Another study showed that effectiveness against Omicron-associated emergency room and urgent care visits was just 45- to 51-percent.
Yet another study, backed by the Centers for Disease Control and Prevention, found the vaccine less effective against severe disease. The researchers behind this study found that the benefit of being vaccinated amounted to spending “an average of one half day less sick in bed.”
The lessening effectiveness has prompted the government to authorize booster shots for everyone ages 5 and up, but further research, also from the CDC, has shown that the booster’s effectiveness is short lived.
“This dramatic waning in efficacy of Pfizer’s COVID-19 vaccine, the need for more doses, and the extremely limited benefit only further emphasize the necessity of revoking the EUA for children ages 12–15,” petitioners stated.
The petitioners also cited examples in which the FDA had effectively revoked EUAs for monoclonal antibodies because they were ineffective against newer variants.
Although children are significantly less likely to experience severe illness or die with COVID-19 than adults, the emergency declaration set by the Trump administration, and extended by the Biden administration until at least October 13, 2022, that remains in place means that the FDA continues to have the authority to keep the EUA in place for 12- to 15-year-olds, Marks said in his response.
“FDA is not aware of any data that change the conclusion that SARS-CoV-2 can cause a serious or life-threatening disease or condition, including in individuals 12–15 years of age, nor has Petitioner demonstrated that to be the case,” he said.
“Post-authorization data regarding the Pfizer-BioNTech COVID-19 Vaccine continues to support that the vaccine prevents severe consequences of COVID-19,” Marks said. “Finally, a vaccine does not need to be 100% effective in preventing the target disease to meet the licensure or EUA standard. It is expected that some vaccinated individuals will contract the target disease despite having been vaccinated against it.”
Marks claimed that while there are signs that the vaccine is performing worse against newer variants, the known and potential benefits still outweigh the known and potential risks. He pointed to a study from Israel that found the Pfizer vaccine was 43 percent effective in preventing symptomatic COVID-19 and a September 2021 paper that concluded increases in COVID-19 metrics were unrelated to vaccination to support his decision.
“The Petition does not provide evidence showing otherwise,” Marks said.

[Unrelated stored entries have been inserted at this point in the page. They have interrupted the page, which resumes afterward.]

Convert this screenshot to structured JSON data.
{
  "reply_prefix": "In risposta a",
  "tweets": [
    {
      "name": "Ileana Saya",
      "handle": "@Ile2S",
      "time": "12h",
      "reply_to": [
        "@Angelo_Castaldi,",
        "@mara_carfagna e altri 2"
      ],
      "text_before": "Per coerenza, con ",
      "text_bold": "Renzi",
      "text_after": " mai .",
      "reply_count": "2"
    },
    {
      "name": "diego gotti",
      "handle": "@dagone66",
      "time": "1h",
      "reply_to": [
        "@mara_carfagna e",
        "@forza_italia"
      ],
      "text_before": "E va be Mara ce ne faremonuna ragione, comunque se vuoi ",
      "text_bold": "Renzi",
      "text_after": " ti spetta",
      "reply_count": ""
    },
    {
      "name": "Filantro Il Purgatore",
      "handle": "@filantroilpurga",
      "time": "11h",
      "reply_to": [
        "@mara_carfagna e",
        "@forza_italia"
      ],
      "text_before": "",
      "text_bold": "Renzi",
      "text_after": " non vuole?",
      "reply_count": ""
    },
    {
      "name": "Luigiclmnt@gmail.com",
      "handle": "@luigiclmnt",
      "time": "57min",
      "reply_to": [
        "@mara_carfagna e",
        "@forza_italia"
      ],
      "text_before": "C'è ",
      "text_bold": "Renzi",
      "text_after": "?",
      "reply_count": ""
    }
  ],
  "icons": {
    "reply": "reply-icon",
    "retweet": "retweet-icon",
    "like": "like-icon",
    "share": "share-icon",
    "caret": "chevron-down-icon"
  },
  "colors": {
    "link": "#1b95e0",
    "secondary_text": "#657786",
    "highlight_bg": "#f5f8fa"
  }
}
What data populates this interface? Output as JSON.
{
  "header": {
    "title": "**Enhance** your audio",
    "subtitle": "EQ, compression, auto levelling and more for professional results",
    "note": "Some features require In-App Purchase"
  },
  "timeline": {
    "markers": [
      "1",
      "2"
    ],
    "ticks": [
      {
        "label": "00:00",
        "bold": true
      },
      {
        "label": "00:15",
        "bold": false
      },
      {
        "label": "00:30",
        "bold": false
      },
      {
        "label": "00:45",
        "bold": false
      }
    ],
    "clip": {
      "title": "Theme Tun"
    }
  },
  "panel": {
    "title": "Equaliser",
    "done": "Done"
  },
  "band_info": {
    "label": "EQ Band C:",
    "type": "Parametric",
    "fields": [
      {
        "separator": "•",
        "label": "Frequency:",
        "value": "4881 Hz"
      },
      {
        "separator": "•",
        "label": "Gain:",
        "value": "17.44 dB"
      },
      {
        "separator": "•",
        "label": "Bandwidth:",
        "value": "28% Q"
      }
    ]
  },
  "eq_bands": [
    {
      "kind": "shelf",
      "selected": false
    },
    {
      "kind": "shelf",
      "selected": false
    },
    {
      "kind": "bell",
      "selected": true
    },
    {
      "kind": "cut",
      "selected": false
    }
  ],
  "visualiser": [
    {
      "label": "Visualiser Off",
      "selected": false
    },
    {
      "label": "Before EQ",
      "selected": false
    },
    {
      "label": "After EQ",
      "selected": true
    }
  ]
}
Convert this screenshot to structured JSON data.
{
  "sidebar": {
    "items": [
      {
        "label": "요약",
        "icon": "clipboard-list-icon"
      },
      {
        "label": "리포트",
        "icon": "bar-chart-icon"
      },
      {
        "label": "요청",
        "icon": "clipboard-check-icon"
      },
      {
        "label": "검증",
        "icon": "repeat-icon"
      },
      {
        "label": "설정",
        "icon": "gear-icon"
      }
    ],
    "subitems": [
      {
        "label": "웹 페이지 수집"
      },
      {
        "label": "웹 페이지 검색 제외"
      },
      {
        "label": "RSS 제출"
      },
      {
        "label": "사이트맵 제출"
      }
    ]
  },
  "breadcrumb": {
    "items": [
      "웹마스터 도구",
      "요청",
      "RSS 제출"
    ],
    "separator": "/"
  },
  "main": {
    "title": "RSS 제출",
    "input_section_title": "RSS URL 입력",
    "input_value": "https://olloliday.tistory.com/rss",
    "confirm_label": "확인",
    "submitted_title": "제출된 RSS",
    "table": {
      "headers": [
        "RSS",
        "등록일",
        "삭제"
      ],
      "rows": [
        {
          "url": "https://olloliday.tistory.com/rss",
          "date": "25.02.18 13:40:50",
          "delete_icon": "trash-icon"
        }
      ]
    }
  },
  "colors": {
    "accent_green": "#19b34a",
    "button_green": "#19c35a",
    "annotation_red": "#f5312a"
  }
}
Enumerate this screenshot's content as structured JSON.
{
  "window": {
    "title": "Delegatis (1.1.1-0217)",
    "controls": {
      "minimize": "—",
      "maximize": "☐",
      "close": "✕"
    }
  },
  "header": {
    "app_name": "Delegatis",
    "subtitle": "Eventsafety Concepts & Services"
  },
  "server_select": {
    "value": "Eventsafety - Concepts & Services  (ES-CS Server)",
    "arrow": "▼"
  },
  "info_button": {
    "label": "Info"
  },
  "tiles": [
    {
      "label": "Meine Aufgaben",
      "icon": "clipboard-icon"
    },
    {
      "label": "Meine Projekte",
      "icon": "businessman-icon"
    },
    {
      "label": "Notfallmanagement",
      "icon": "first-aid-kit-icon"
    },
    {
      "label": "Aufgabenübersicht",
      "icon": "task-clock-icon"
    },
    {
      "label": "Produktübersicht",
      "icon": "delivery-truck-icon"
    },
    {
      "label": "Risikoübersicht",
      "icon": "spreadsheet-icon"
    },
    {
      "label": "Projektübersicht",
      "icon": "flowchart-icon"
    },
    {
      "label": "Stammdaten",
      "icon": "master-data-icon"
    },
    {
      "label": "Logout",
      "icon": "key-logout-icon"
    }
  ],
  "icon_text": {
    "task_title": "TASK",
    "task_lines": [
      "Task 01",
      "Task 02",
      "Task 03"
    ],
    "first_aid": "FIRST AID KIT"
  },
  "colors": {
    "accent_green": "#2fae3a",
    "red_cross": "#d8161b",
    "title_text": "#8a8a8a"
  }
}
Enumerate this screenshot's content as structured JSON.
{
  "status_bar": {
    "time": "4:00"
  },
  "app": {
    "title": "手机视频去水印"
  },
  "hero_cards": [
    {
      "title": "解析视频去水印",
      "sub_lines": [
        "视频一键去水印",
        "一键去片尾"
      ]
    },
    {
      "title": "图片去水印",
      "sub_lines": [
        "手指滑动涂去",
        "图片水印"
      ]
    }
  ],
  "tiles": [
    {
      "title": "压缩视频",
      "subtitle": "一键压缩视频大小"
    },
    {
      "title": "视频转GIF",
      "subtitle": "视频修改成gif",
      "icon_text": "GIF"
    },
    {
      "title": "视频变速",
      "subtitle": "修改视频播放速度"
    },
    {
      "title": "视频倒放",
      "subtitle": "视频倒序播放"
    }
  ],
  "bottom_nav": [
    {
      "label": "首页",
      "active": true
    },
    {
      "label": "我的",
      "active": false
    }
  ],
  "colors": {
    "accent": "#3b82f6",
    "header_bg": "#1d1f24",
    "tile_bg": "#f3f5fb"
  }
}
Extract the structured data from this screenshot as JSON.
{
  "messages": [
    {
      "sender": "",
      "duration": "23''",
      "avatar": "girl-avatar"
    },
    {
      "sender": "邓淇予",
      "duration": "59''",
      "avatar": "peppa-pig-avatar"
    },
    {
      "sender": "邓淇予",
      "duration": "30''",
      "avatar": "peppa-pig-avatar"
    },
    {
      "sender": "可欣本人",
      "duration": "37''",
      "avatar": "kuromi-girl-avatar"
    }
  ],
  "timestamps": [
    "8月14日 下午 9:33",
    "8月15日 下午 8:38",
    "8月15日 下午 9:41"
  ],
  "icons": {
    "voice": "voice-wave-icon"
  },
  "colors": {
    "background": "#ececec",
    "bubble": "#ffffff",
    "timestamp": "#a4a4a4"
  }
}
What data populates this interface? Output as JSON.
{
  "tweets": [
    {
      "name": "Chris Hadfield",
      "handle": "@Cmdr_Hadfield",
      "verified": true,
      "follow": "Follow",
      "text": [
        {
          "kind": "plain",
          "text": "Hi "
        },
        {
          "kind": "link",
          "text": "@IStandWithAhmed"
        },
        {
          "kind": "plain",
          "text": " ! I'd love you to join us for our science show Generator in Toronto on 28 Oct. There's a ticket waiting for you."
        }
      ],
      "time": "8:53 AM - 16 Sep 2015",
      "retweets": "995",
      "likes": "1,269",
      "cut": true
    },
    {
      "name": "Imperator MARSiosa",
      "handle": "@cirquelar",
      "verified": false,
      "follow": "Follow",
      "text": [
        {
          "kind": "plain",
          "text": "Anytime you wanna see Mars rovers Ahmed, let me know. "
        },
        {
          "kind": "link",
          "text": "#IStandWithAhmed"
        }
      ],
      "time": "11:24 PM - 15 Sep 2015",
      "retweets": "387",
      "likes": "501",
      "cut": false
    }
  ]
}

The adjustment to the EUA for monoclonal antibodies, he said, was based on data showing they were highly unlikely to be effective against Omicron.
“While there are data suggesting a reduction of protection against COVID-19 after the second dose of the PfizerBioNTech COVID-19 Vaccine in all authorized populations, including individuals 12–15 years of age, as explained above, available data indicate that the vaccine has retained some level of effectiveness against all epidemiologically important SARS-CoV-2 variants that have emerged to date, with higher level effectiveness preserved against more serious outcomes,” he said.
The Informed Consent Action Network said in a statement, “It is not surprising that the FDA would not overturn its own decision to authorize this product, especially after it has been widely promoting its use.”